6. Ovarian Cyst Complications
While most ovarian cysts cause no lasting problems, excessively large cysts can cause harm. If a cyst continues to grow and eventually ruptures, you may experience sharp pain in the abdominal or pelvic area. In some cases, a ruptured cyst may result in excessive bleeding or a loss of fluids. This may then trigger a drop in blood pressure. According to Cedars-Sinai, it is rare but possible for an ovarian cyst to cause a twisting of the fallopian tube. This twisting is known as torsion and can prevent proper blood flow to the ovary.
5. Ovarian Cancer
Ovarian cancer occurs when abnormal cells in the ovary go haywire and form cancerous tumors. Unlike benign cysts, these tumors require immediate medical treatment to prevent the cancer from spreading to other organs. According to the American Cancer Society, there are three types of ovarian tumors. The first type of tumor is an epithelial tumor that forms on the outside of the ovary. Meanwhile, the second type of tumor is a stromal tumor that grows in the tissues that produce female hormones. Lastly, germ cell tumors are rare tumors that form in the cells that produce the eggs.
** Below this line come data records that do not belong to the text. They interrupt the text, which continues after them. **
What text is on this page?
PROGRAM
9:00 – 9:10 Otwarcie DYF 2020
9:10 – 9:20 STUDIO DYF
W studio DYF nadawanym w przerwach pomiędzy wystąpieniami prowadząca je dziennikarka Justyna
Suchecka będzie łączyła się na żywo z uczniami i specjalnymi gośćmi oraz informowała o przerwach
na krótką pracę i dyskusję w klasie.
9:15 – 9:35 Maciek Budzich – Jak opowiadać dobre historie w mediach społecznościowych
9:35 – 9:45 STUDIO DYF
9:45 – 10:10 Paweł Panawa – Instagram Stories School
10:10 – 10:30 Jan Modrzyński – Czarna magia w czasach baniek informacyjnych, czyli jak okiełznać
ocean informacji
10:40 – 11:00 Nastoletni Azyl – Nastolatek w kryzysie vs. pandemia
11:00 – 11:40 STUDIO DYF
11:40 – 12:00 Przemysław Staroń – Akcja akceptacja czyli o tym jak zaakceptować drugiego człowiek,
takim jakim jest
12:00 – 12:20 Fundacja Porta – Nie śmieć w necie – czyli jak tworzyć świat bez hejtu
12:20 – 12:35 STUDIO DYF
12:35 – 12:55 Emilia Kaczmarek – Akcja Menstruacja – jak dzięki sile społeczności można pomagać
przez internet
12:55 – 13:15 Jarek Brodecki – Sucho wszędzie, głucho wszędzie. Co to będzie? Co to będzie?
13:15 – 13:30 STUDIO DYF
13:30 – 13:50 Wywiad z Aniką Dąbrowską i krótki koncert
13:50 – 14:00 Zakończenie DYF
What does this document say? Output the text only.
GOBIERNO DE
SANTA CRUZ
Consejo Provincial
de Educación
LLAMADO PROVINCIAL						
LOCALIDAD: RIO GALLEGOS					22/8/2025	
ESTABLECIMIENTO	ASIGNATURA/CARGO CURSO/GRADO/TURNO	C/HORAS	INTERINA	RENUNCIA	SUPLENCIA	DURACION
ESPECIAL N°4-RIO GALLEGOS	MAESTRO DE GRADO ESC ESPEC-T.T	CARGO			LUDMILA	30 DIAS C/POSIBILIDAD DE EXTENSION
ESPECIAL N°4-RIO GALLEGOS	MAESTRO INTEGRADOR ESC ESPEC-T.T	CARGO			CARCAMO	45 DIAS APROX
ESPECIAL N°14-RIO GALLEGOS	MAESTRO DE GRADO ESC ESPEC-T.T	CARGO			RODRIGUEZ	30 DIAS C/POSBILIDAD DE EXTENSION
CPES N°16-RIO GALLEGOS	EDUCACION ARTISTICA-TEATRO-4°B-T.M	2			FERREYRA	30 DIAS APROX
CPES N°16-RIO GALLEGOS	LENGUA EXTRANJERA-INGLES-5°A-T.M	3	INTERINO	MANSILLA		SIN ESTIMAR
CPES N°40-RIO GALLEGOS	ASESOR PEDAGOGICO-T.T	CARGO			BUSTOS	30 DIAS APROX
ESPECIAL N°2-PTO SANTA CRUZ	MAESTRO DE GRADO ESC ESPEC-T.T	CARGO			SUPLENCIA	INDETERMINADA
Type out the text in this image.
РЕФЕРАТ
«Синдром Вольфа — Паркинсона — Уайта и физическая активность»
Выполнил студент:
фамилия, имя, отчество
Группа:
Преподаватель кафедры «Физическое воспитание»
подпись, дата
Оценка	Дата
4. Ovarian Cancer Symptoms
Signs of ovarian cancer are similar to those of an ovarian cyst. Early signs of ovarian cancer may include bloating, abdominal pain, feelings of pressure or fullness in the abdomen, and frequent urination. These symptoms tend to be more severe or more persistent than those related to ovarian cysts. Other symptoms may include extreme fatigue or weariness, indigestion, back pain, and painful sex. Changes in your menstrual cycle, such as unusually heavy bleeding or new irregularities in your period can be an indication of ovarian cancer. It is critical to contact your physician if you experience such symptoms.
3. Ovarian Cancer Diagnosis
Yearly pelvic exams allow your doctor to check the size and shape of your uterus and note any changes or abnormalities. Unfortunately, ovarian cysts are often undetectable. If you experience symptoms of ovarian cancer, your doctor will start out by taking your history. Your physician will probably utilize imaging tests such as ultrasounds or CT scans to visualize your ovaries. Additionally, your doctor may order blood tests to check your blood counts and look for tumor markers. A biopsy taken during surgery can definitively diagnose this condition.
2. Ovarian Cancer Treatment
Some ovarian cancers are susceptible to local treatments, such as surgical removal or radiation. Others may require systemic treatment such as chemotherapy, hormone or hormone-blocking therapies, or targeted therapies. The American Cancer Society points out the differences between traditional chemotherapy and targeted therapies. The difference is that the targeted therapies do not attack normal, healthy cells as well as cancerous ones. Bevacizumab is a therapy that starves ovarian cancer tumors by affecting their blood supply. Meanwhile, PARP-inhibitors such as olaparib interfere with the DNA in ovarian cancer cells.
1. Ovarian Cancer Prognosis
As with any type of cancer, early intervention increases your long-term survival rate. According to the Ovarian Cancer Research Alliance, around 46% of women with ovarian cancer are alive five years following their diagnosis. When the cancer is caught in the earliest stages, before it has had a chance to spread, that number increases to around 90%. Younger women typically have a better survival rate than those diagnosed after the age of 65. Visiting your gynecologist on a yearly basis and paying attention to warning signs can help you catch signs of cancer early.